PDA

View Full Version : [ubuntu] Updates corrupt SSD



hundred1906
July 18th, 2014, 07:54 PM
Twice now my system SSD has been corrupted badly by an update. The latest was last night (17 Jul 2014).

First time round several months ago after an update (within 12.04) and during the subsequent reboot the drive was reported to be failing with a very large number of read errors. Assuming it really was failing I sent it back under warrenty. The manufacturer updated the firmware and sent it back to me, since when it has been working ok.

In the meantime I rebuilt my system under 13.10 and then took it up to 14.04.

Last night I allowed another system update (within 14.04) after which the update reported some problem with a utility that allows application updates. It was late and I did not write down the details. This morning on restart the system fails to install and just hangs with the drive light on. Looking at the drive from a Live CD it appears that the SSD is now full of read errors and bad blocks.

I cannot boot from the drive (via chroot) due to read errors. I do not believe that the SSD has suddenly developed a widespread hardware error overnight.

There is no doubt in my mind of a direct correlation between the update process and subsequent SSD corruption. But not all updates have this affect.

The fstab entry for the SSD system drive is:

UUID=a2ba17b8-3c12-4d07-aa56-eb052664f7ad / ext4 noatime,nodiratime,errors=remount-ro 0 1

Q1. Has anyone else had similar experience.

Q2. Is there a log file kept somewhere by the update process that I could look into.

claracc
July 19th, 2014, 07:22 AM
I think to remember that last 17 of July updates gave new kernel ?, is it true in your Trusty system?.

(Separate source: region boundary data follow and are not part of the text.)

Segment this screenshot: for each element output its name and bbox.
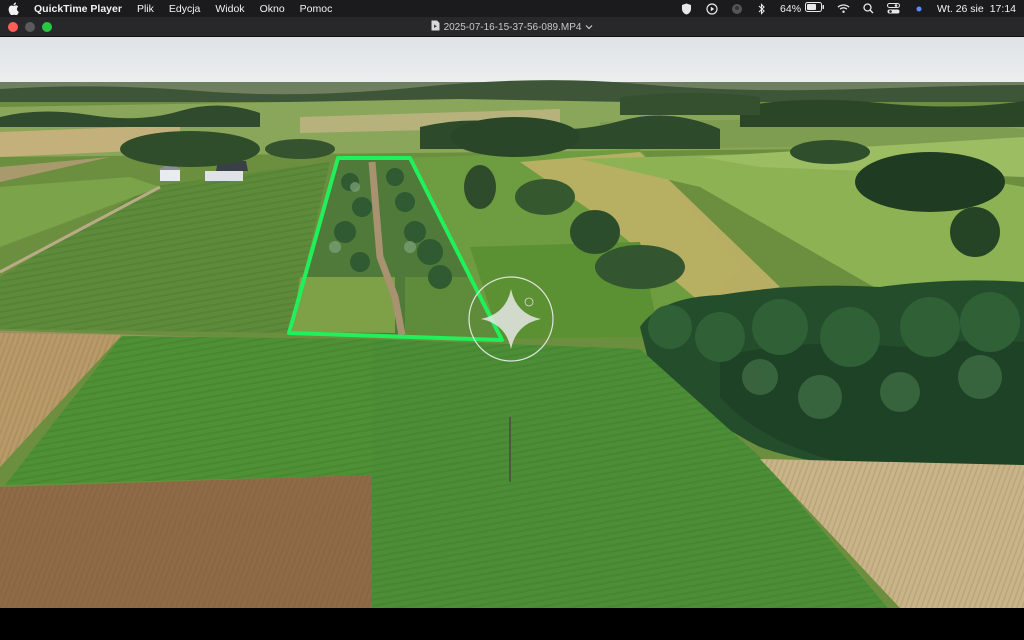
video-letterbox-bottom: [0, 608, 1024, 640]
siri-dot-icon[interactable]: [912, 2, 925, 15]
maximize-window-button[interactable]: [42, 21, 52, 32]
battery-indicator[interactable]: 64%: [780, 2, 825, 15]
battery-icon: [805, 2, 825, 15]
menu-pomoc[interactable]: Pomoc: [300, 3, 333, 15]
drone-position-marker: [468, 276, 554, 362]
window-title-bar[interactable]: 2025-07-16-15-37-56-089.MP4: [0, 17, 1024, 37]
bluetooth-icon[interactable]: [755, 2, 768, 15]
chevron-down-icon[interactable]: [585, 22, 593, 33]
clock-day[interactable]: Wt. 26 sie: [937, 3, 984, 15]
play-circle-icon[interactable]: [705, 2, 718, 15]
control-center-icon[interactable]: [887, 2, 901, 15]
close-window-button[interactable]: [8, 21, 18, 32]
menu-plik[interactable]: Plik: [137, 3, 154, 15]
clock-time[interactable]: 17:14: [990, 3, 1016, 15]
document-title: 2025-07-16-15-37-56-089.MP4: [0, 17, 1024, 37]
document-filename: 2025-07-16-15-37-56-089.MP4: [443, 21, 582, 33]
wifi-icon[interactable]: [837, 2, 850, 15]
menu-edycja[interactable]: Edycja: [169, 3, 201, 15]
window-controls: [0, 21, 52, 32]
search-icon[interactable]: [862, 2, 875, 15]
menu-bar: QuickTime Player Plik Edycja Widok Okno …: [0, 0, 1024, 17]
minimize-window-button[interactable]: [25, 21, 35, 32]
dim-app-icon[interactable]: [730, 2, 743, 15]
document-icon[interactable]: [431, 20, 440, 34]
aerial-field-image: [0, 37, 1024, 608]
apple-menu-icon[interactable]: [8, 2, 20, 15]
shield-icon[interactable]: [680, 2, 693, 15]
battery-percent: 64%: [780, 2, 802, 15]
menu-okno[interactable]: Okno: [260, 3, 285, 15]
video-frame[interactable]: [0, 37, 1024, 608]
menu-app-name[interactable]: QuickTime Player: [34, 3, 122, 15]
status-area: 64% Wt. 26 sie 17:14: [680, 2, 1016, 15]
menu-widok[interactable]: Widok: [215, 3, 244, 15]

You can try to boot system with old kernel to see if there is the same error in the SSD.

I have found this bug: https://bugs.launchpad.net/ubuntu/+source/linux/+bug/992424, it is for ubuntu 12.04 and it seems fixed, but as you can see it is related with kernel update too.

hundred1906
July 19th, 2014, 12:50 PM
Thanks for the info. Depressingly it seems as though I have lost my installation as the SSD is not now in any useful state.

I don't know where to look to find the content of past updates and to be honest I am not sure I can be bothered now.

Fortunately I have a backup that goes back to the 13.10 install from April and all my data files are on a seperate server. All except my recent bookmarks and mail.

If I get my SSD running again I am going to back it up onto an SD card before accepting any system updates.

ubfan1
July 19th, 2014, 11:22 PM
Do you have at least 10% unallocated (not in any partition) on your SSD and do you run sudo fstrim / every now and then (either in a cron job or manually). filesystem deletes on an SSD don't really free up space the way you'd expect, so the fstrim is necessary every now and then.

hundred1906
July 20th, 2014, 10:59 PM
The SSD has 20Gb Used and 31Gb Free. There is also 8.4Gb Unallocated. I have not specifically set up fstrim because I understood it was already set for 14.04. Also I don't specifically store any files on the drive and have swapiness set very low so the amount of write/delete activity should be pretty small - just logs etc throughout just 29 days of on-time. Anyway I am 99% certain that the problem was initiated by an update.

For the hell of it I might try to recover the drive but right now fsck gets stuck reporting an empty sector. SMART reports the drive as healthy.

ubfan1
July 20th, 2014, 11:14 PM
If you have the "discard" option in the /etc/fstab file for the ssd, then fstrim was being run, if not, not. Run it manually,
sudo fstrim -v /
and then try fsck
The discard option does slow down boot, so a cron job or manual fstrim is better.